Record bill for Thames Water may be tip of the iceberg

Record bill for Thames Water may be tip of the iceberg.
A record fine imposed on Thames Water in March shows the willingness of the courts to exercise new-found powers, with extra discretion for large businesses.
In imposing a £20.3m fine on the utility company for a catalogue of water pollution offences, Judge Francis Sheridan set a new yardstick, smashing the previous record environmental fine by more than 10 times.
And while much of the recent collective energy across the construction industry has been occupied by the increasingly skyward trajectory in health and safety penalties, environmental sentencing has (again) quietly but decisively set the benchmark for punishing corporate regulatory offenders.

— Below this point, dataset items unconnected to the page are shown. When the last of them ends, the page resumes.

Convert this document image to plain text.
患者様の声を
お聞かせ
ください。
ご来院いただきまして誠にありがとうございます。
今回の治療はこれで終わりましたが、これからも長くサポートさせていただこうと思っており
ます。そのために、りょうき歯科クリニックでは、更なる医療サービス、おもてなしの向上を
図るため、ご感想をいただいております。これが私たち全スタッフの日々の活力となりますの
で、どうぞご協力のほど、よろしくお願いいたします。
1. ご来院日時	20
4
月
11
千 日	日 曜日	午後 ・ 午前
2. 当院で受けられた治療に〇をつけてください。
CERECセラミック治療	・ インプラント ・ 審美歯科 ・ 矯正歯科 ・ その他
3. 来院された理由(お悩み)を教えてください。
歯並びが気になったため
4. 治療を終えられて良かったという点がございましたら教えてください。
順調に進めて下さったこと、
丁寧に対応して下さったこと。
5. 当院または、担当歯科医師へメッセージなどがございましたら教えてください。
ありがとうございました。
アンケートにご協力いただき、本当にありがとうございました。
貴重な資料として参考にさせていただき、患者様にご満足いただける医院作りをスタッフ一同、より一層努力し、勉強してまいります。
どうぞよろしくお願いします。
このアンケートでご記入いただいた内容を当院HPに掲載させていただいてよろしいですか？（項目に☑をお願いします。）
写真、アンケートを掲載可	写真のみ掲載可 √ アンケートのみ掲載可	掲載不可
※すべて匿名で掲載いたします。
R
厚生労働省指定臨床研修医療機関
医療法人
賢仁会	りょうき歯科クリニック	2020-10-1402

The courts apply definitive guidelines for sentencing both environmental and health and safety cases.
Having done so, there are identifiable starting points and financial ranges for judges to apply when sentencing.

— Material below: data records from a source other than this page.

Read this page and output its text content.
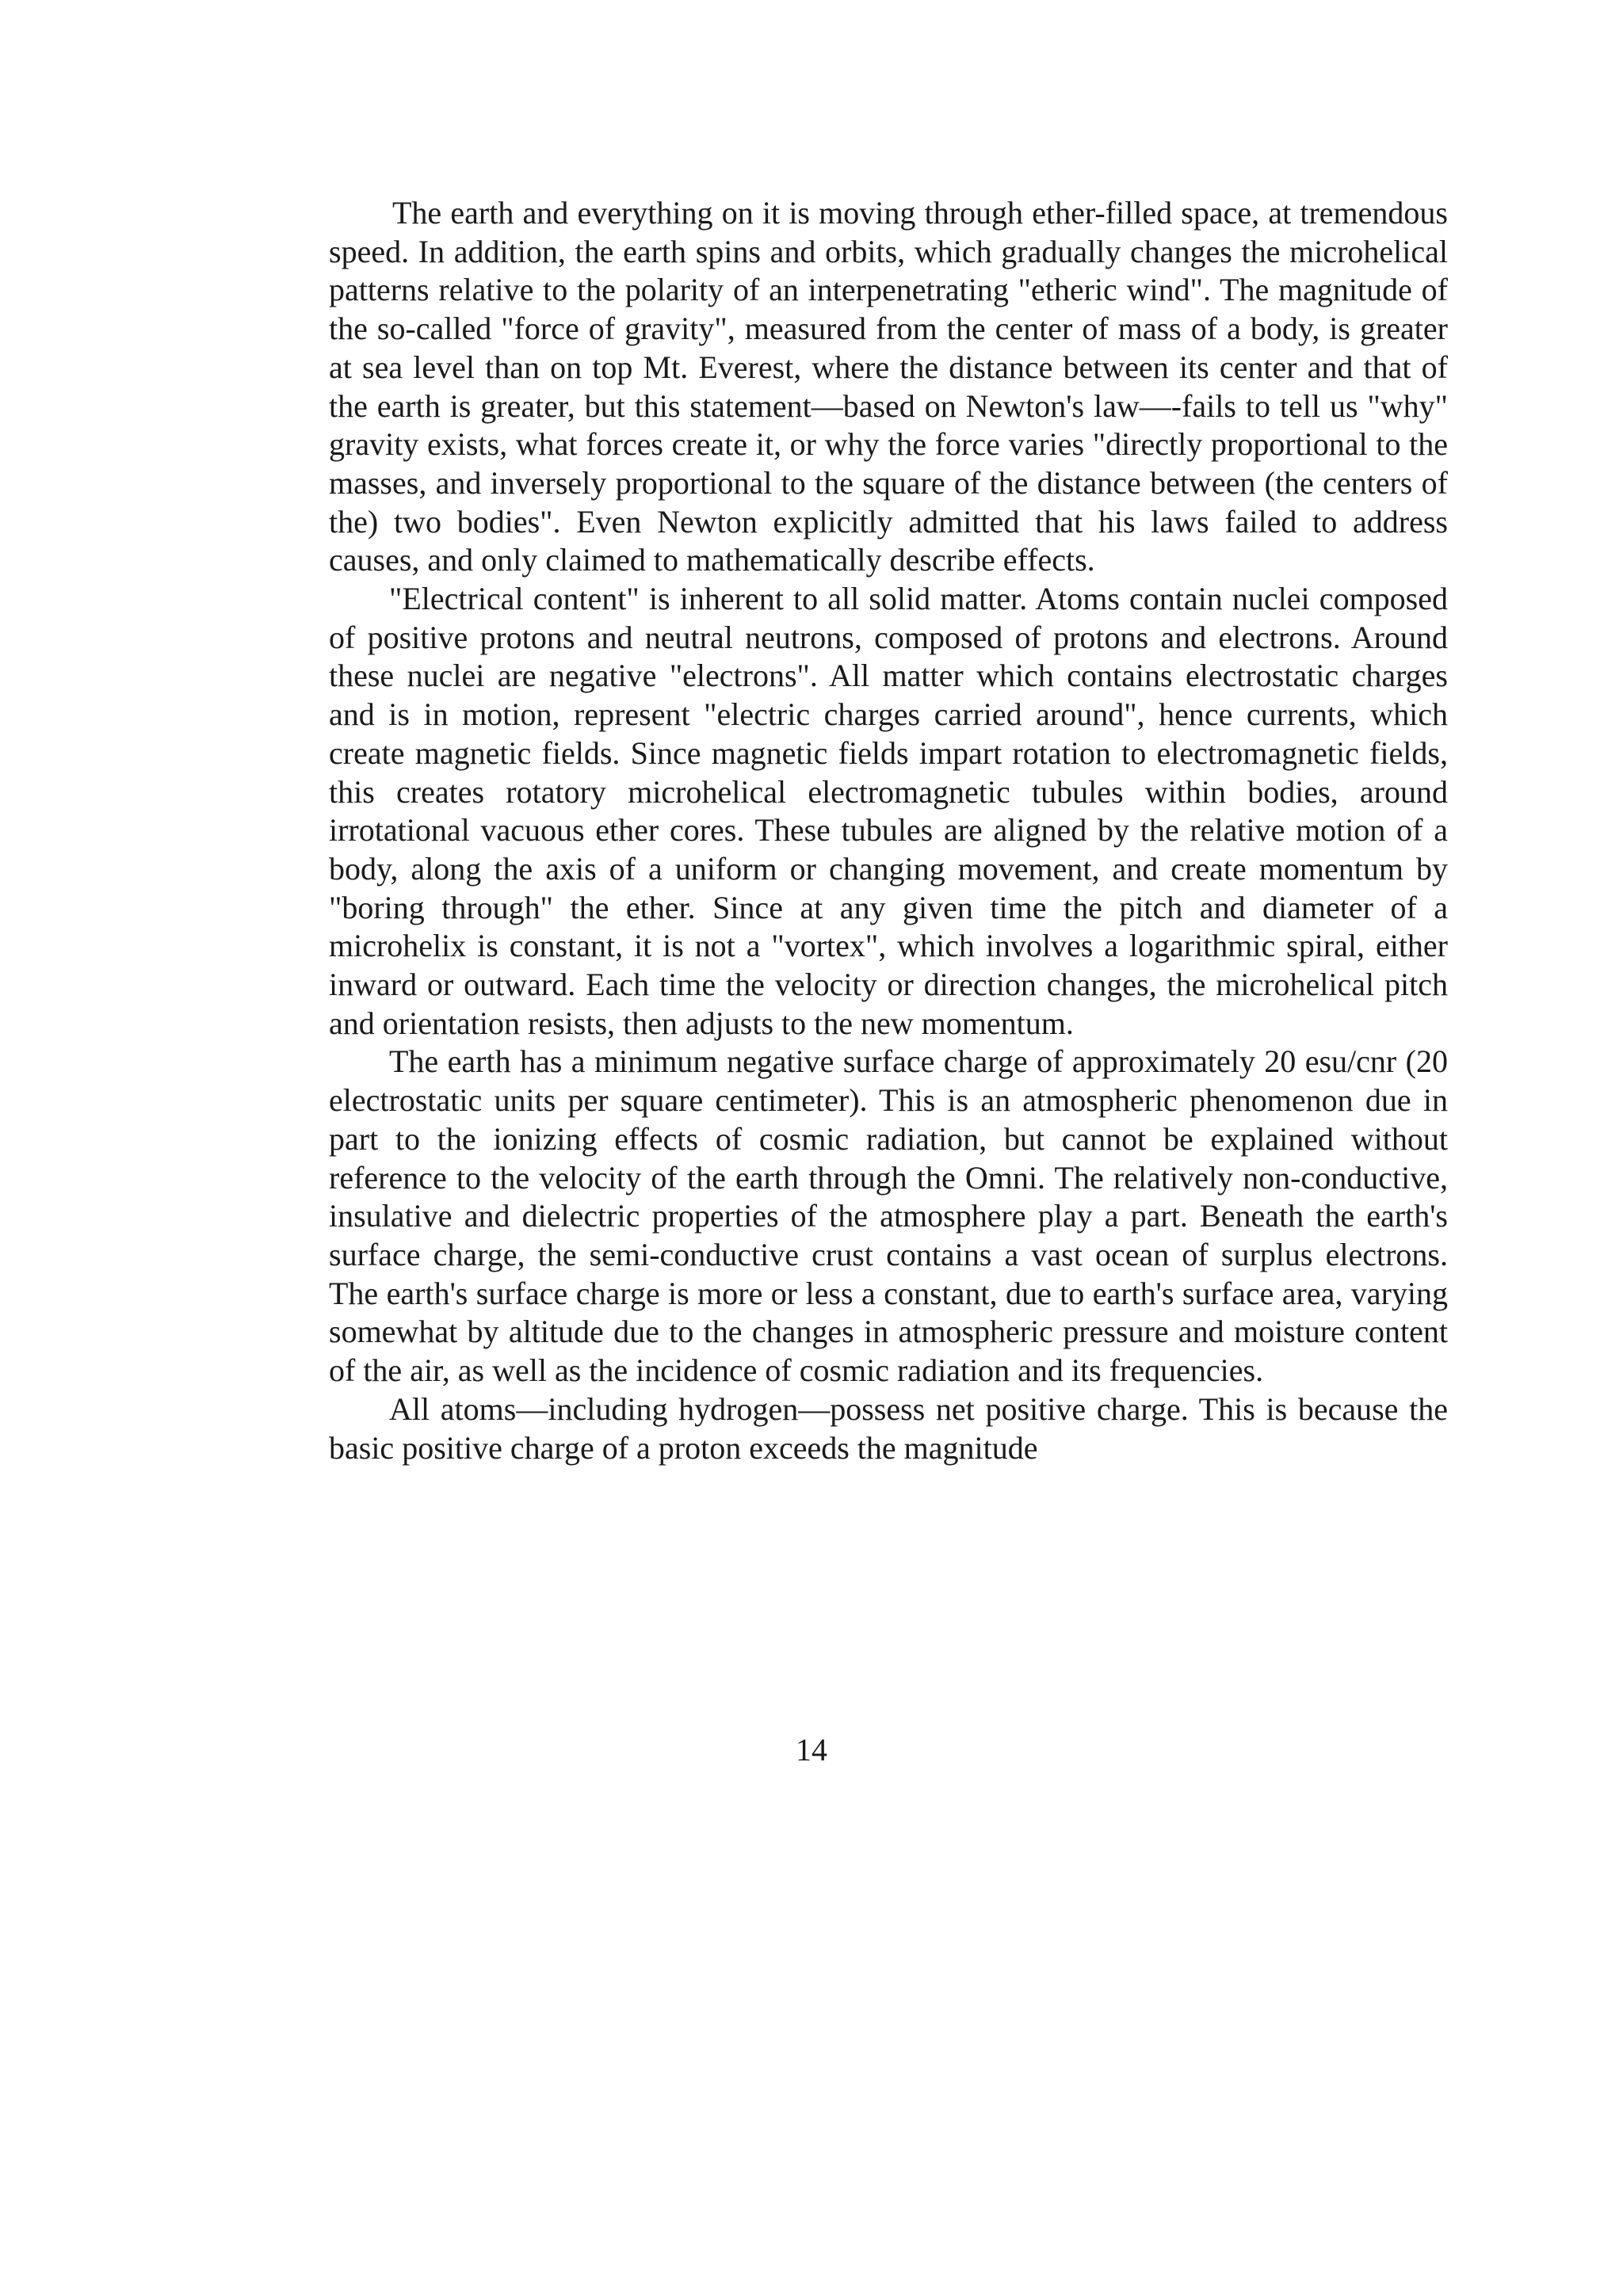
The earth and everything on it is moving through ether-filled space, at tremendous speed. In addition, the earth spins and orbits, which gradually changes the microhelical patterns relative to the polarity of an interpenetrating "etheric wind". The magnitude of the so-called "force of gravity", measured from the center of mass of a body, is greater at sea level than on top Mt. Everest, where the distance between its center and that of the earth is greater, but this statement—based on Newton's law—-fails to tell us "why" gravity exists, what forces create it, or why the force varies "directly proportional to the masses, and inversely proportional to the square of the distance between (the centers of the) two bodies". Even Newton explicitly admitted that his laws failed to address causes, and only claimed to mathematically describe effects.

"Electrical content" is inherent to all solid matter. Atoms contain nuclei composed of positive protons and neutral neutrons, composed of protons and electrons. Around these nuclei are negative "electrons". All matter which contains electrostatic charges and is in motion, represent "electric charges carried around", hence currents, which create magnetic fields. Since magnetic fields impart rotation to electromagnetic fields, this creates rotatory microhelical electromagnetic tubules within bodies, around irrotational vacuous ether cores. These tubules are aligned by the relative motion of a body, along the axis of a uniform or changing movement, and create momentum by "boring through" the ether. Since at any given time the pitch and diameter of a microhelix is constant, it is not a "vortex", which involves a logarithmic spiral, either inward or outward. Each time the velocity or direction changes, the microhelical pitch and orientation resists, then adjusts to the new momentum.

The earth has a minimum negative surface charge of approximately 20 esu/cnr (20 electrostatic units per square centimeter). This is an atmospheric phenomenon due in part to the ionizing effects of cosmic radiation, but cannot be explained without reference to the velocity of the earth through the Omni. The relatively non-conductive, insulative and dielectric properties of the atmosphere play a part. Beneath the earth's surface charge, the semi-conductive crust contains a vast ocean of surplus electrons. The earth's surface charge is more or less a constant, due to earth's surface area, varying somewhat by altitude due to the changes in atmospheric pressure and moisture content of the air, as well as the incidence of cosmic radiation and its frequencies.

All atoms—including hydrogen—possess net positive charge. This is because the basic positive charge of a proton exceeds the magnitude

14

Tasked with achieving proportionality, the judge determined that £20.3m was the appropriate penalty ’to get the message across to shareholders that the environment is to be treasured and protected, and not poisoned’” It is tough to envisage a construction business finding itself liable for this level of environmental offending.
But with the guideline already suggesting a top end fine of £3m for large organisations and a clear judicial will to exceed that in appropriate cases, environmental management systems around the sector suddenly come into sharp focus.
Introduced to bring proportionality to the sentencing process, particularly in the case of very large organisations, the guidelines are now really starting to bite.
Fines have tended to be within the guidelines’ ranges so far but this case provides a clear signal that the courts are becoming more comfortable with their new-found sentencing prowess and are ready to exercise their discretion, where appropriate, particularly for the very largest businesses.